Wednesday, January 2, 2019

Hurry Up Already: Eschatological Ecclesiology and its Problems

If you've been at this ecclesiology and ecumenism business as long as I have (thirty years this spring, since I was a high-school student involved in Anglican-Catholic dialogue, and then in the Canadian Council of Churches and World Council of Churches for many years), you realize how long even little things take, and how far off into the future unity looks. One of the first lessons I learned in the late 1980s was that by then everyone who had been at it since the 1960s saw a significant cooling off; and a little later still, the hopes for full-on Christian unity everywhere by the turn of the millennium were scaled waaaaaay back. (Already in 1991 in Canberra, everyone was using the phrase "ecumenical winter.") By the new millennium we had some people (e.g., Aidan Nichols in his otherwise useful Rome and the Eastern Churches) speaking of unity as an eschatological prospect, which I found very depressing.

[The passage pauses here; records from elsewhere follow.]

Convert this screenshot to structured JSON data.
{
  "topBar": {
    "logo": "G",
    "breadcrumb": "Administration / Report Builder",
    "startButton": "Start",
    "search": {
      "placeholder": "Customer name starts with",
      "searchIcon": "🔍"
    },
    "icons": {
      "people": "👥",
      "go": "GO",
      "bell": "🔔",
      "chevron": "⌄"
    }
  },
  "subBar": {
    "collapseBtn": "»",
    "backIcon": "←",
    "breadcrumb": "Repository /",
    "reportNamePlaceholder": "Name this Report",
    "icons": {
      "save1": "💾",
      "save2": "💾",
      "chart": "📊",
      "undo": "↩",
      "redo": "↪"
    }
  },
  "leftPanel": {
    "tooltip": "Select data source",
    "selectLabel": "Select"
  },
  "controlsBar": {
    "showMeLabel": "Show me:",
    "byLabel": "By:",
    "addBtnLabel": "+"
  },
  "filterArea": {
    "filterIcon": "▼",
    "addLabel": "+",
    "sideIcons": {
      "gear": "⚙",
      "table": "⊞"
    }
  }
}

Along comes an affordable paperback edition of a recent book to cheer and buck us up by arguing that all this talk of eschatology can be a dodge for doing more things better right now: Scott MacDougall, More Than Communion: Imagining an Eschatological Ecclesiology (Bloomsbury, 2018), 302pp.

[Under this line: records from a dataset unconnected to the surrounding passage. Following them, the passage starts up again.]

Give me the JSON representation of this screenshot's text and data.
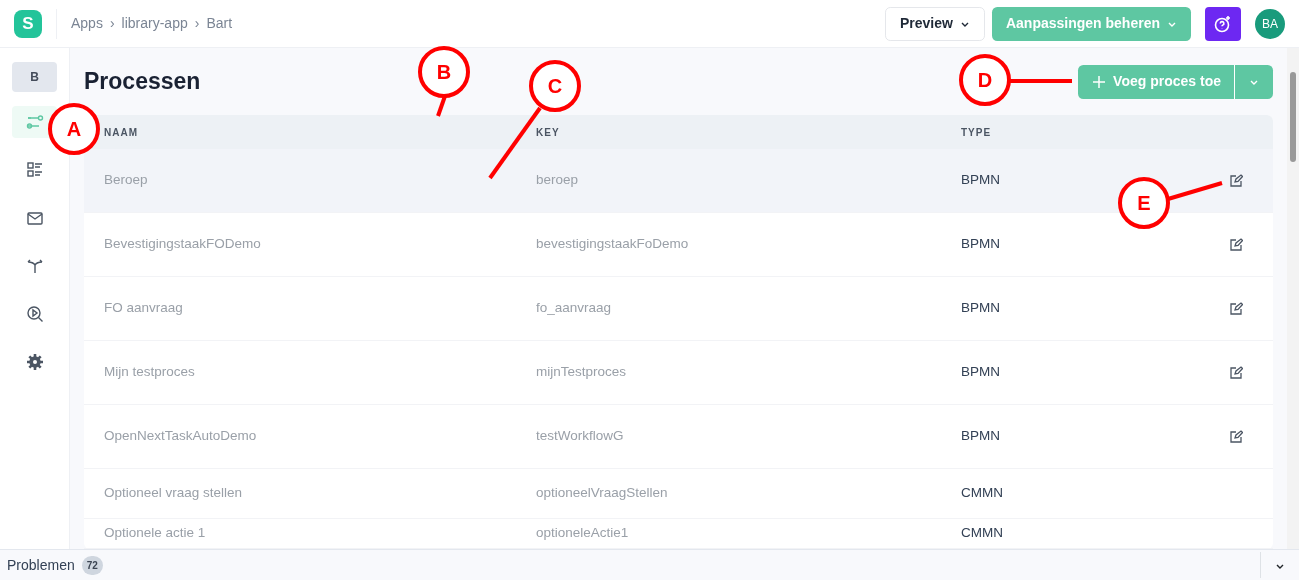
{
  "logo": "S",
  "breadcrumb": {
    "separator": "›",
    "items": [
      "Apps",
      "library-app",
      "Bart"
    ]
  },
  "topbar": {
    "preview_button": "Preview",
    "manage_button": "Aanpassingen beheren",
    "avatar": "BA"
  },
  "sidebar": {
    "badge": "B",
    "items": [
      {
        "kind": "sliders",
        "selected": true
      },
      {
        "kind": "list",
        "selected": false
      },
      {
        "kind": "mail",
        "selected": false
      },
      {
        "kind": "split",
        "selected": false
      },
      {
        "kind": "search",
        "selected": false
      },
      {
        "kind": "gear",
        "selected": false
      }
    ]
  },
  "page": {
    "title": "Processen",
    "add_button": "Voeg proces toe"
  },
  "table": {
    "columns": [
      "NAAM",
      "KEY",
      "TYPE"
    ],
    "rows": [
      {
        "name": "Beroep",
        "key": "beroep",
        "type": "BPMN",
        "editable": true,
        "hovered": true
      },
      {
        "name": "BevestigingstaakFODemo",
        "key": "bevestigingstaakFoDemo",
        "type": "BPMN",
        "editable": true,
        "hovered": false
      },
      {
        "name": "FO aanvraag",
        "key": "fo_aanvraag",
        "type": "BPMN",
        "editable": true,
        "hovered": false
      },
      {
        "name": "Mijn testproces",
        "key": "mijnTestproces",
        "type": "BPMN",
        "editable": true,
        "hovered": false
      },
      {
        "name": "OpenNextTaskAutoDemo",
        "key": "testWorkflowG",
        "type": "BPMN",
        "editable": true,
        "hovered": false
      },
      {
        "name": "Optioneel vraag stellen",
        "key": "optioneelVraagStellen",
        "type": "CMMN",
        "editable": false,
        "hovered": false
      },
      {
        "name": "Optionele actie 1",
        "key": "optioneleActie1",
        "type": "CMMN",
        "editable": false,
        "hovered": false
      }
    ]
  },
  "footer": {
    "label": "Problemen",
    "count": "72"
  },
  "callouts": [
    {
      "label": "A"
    },
    {
      "label": "B"
    },
    {
      "label": "C"
    },
    {
      "label": "D"
    },
    {
      "label": "E"
    }
  ]
}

About this book the publisher tells us this:
The dominant contemporary model for ecclesiology (theological views of the church itself) is the ecclesiology of communion. MacDougall argues that communion ecclesiologies are often marked by a problematic theological imagination of the future (eschatology). He argues further that, as a result, our ways of practising and being the church are not as robust as they might otherwise be. Re-imagining the church in the light of God's promised future, then, becomes a critical conceptual and practical task.
MacDougall presents a detailed exploration of what communion ecclesiologies are and some of the problems they raise. He offers two case studies of such theologies by examining how distinguished theologians John Zizioulas and John Milbank understand the church and the future, how these combine in their work, and the conceptual and practical implications of their perspectives. He then offers an alternative theological view and demonstrates the effects that such a shift would have. In doing so, MacDougall offers a proposal for recovering the 'more' to communion and to ecclesiology to help us imagine a church that is not beyond the world (as in Zizioulas) or over against the world (as in Milbank), but in and for the world in love and service. This concept is worked out in conversation with systematic theologians such as Jürgen Moltmann, Wolfhart Pannenberg, and Johannes Baptist Metz, and by engaging with a theology of Christian practices currently being developed by practical theologians such as Dorothy C. Bass, Craig Dykstra, and those associated with their ongoing project.
The potential for the church to become an agent of discipleship, love, and service can best be realised when the church anticipates God's promised perfection in the full communion between God and humanity, among human beings, within human persons, and between humanity and the rest of creation.